ホラー短編集
MKT
廃墟
これは、友達と廃墟に肝試しに行った時の話です。
友達と一緒に廃墟を探索していると、突然「カタン」と音がしました。振り返ると、誰もいないはずの部屋の奥で、何かが動いた気配がしたんです。
驚いてそちらを見てみると、そこには古い鏡がありました。その鏡に映る自分の顔が、何か変だと気づいたんです。顔が、笑っているんです。自分は笑っていないのに、その鏡の中の自分だけが、不気味に笑っていたんです。
「カタン」という音が響いた廃墟の中、鏡に映る不気味に笑う自分自身。驚いてその場を離れようとした瞬間、背後から冷たい空気がふっと流れ込んできた。
友人たちも異変に気づき、静まり返った廃墟の中、皆が無言でお互いを見つめた。次の瞬間、床下から不気味な囁き声が聞こえ始める。
「誰か…いる…助けて…」
しかし、鏡に映る自分が再び動いた。その顔は今や自分自身の表情とは全く違い、まるで誰か別人のように目を細め、薄く笑っている。
友人の一人が思わず叫び声をあげ、「ここを出よう!」と叫び、全員が急いで出口に向かおうとした。
すると、出口の扉が突然バタンと音を立てて閉まった。
ドアが突然閉まった音に全員が凍りつく。誰も動けない。廃墟の中にいるはずのないものが、この場に確実に存在していると、全員が悟った。
「どうする…?」友人の一人が声を震わせながら言ったが、誰も答えられない。
その時、床下から聞こえていた囁き声がさらに大きくなり、まるで何かが這い上がってくるような音が聞こえ始めた。ゴリ…ゴリ…と何かを擦る音と共に、重い足音がゆっくりと階段を登ってくる。
全員が出口に向かおうとするが、扉はびくともしない。まるで何かに押さえつけられているかのように、開かないのだ。
「窓だ!」一人が叫び、窓に駆け寄った。しかし、窓もなぜかガタガタと震えるだけで、開く気配がない。焦りと恐怖が全員を包み込む中、背後で足音がさらに近づいてくる。
その瞬間、鏡がガシャーンと割れた音が響いた。振り向くと、鏡の破片の中から黒い影がにじみ出てくるように現れ、まるでこちらに向かって手を伸ばしているかのように見えた。
「逃げろ!」誰かが叫んだが、どこへ?出口はふさがれ、窓も開かない。
全員が恐怖に飲み込まれ、絶望的な状況に追い詰められていく中、次の行動を決める時間は残されていなかった。
黒い影がゆっくりとこちらに迫る中、全員が一瞬のうちに絶望に包まれた。足がすくみ、誰も動けない。影の中からは低い、何かを囁くような声が響いてくる。それは言葉にならないが、心の奥底に直接訴えかけてくるような、不気味で冷たい感触だった。
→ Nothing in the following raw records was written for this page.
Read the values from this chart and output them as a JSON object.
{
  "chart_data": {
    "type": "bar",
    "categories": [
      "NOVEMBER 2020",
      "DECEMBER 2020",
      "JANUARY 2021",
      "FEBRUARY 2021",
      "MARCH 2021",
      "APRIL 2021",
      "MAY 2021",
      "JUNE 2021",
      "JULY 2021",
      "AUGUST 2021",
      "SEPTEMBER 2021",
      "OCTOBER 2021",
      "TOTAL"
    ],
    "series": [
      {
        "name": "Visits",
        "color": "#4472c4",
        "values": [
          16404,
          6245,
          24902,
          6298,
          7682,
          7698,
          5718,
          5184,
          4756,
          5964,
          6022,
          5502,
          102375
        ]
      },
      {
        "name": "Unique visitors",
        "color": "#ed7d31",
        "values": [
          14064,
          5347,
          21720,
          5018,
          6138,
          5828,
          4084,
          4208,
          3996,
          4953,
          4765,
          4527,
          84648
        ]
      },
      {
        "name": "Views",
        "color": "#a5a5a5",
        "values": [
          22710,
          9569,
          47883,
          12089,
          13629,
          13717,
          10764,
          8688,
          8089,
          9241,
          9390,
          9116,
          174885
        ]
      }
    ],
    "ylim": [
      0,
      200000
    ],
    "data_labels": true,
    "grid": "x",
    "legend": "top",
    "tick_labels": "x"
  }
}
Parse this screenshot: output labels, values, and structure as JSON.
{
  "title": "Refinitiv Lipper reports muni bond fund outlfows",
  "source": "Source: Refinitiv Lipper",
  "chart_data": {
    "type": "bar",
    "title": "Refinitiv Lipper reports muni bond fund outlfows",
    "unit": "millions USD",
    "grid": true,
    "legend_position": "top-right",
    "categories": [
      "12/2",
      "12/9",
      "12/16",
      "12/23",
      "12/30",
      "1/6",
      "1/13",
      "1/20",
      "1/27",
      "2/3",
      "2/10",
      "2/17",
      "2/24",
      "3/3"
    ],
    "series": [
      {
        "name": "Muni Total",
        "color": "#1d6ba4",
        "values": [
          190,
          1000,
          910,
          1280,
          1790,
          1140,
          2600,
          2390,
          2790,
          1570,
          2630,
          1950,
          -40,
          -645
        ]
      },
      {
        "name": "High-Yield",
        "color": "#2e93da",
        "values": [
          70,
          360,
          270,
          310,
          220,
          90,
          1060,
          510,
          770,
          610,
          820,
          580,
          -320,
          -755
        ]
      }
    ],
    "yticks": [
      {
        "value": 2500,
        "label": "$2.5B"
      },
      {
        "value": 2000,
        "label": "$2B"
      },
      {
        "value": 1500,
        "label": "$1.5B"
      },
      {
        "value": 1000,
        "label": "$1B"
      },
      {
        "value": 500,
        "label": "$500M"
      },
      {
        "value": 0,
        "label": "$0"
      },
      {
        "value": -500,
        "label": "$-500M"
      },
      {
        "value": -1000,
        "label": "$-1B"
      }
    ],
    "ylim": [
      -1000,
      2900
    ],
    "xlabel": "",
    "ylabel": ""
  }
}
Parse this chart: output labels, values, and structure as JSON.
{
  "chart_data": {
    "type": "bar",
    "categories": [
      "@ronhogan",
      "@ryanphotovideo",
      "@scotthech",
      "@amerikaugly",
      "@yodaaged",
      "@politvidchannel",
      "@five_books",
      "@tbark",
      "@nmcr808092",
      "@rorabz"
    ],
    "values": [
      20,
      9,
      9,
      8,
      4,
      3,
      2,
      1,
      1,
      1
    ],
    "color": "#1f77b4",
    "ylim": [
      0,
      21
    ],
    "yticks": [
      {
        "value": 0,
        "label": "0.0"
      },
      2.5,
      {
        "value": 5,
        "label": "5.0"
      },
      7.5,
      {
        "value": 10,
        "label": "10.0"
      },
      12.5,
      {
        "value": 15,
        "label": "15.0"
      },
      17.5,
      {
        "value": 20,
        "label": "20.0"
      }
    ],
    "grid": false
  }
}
「何か…何かしないと!」一人が震えながらも声を出したが、どうすればいいのか誰にもわからない。時間がない。影は徐々に形を成してきており、まるで何かを探しているようだ。
その時、友人の一人がポケットから懐中電灯を取り出し、無我夢中で影に向かって照らした。影は一瞬のけぞったように動きが止まった。
「ライトだ!光に弱いんだ!」彼は叫び、全員が一斉に持っていたスマートフォンのフラッシュや懐中電灯を影に向けた。光を浴びた影は苦しそうに動きを鈍らせ、少しずつ後退し始めた。
「今だ、行こう!」その一言で全員が再び動き出し、出口に向かって突進した。ドアは未だ開かないが、影が後退した隙をついて力を合わせ、全員でドアを押し開ける。
ドアがついに開いた瞬間、冷たい夜風が一気に廃墟に流れ込み、全員が一斉に外に飛び出した。振り返ると、廃墟の中には影がじっと佇んでいたが、光を浴び続けてその姿は徐々に薄れていき、やがて消えてしまった。
外に出た皆は息を切らし、無事に生き延びたことを実感しながらも、何があったのかを理解する余裕はまだなかった。ただ一つ確かなことは、もう二度とあの場所には戻らないということだった。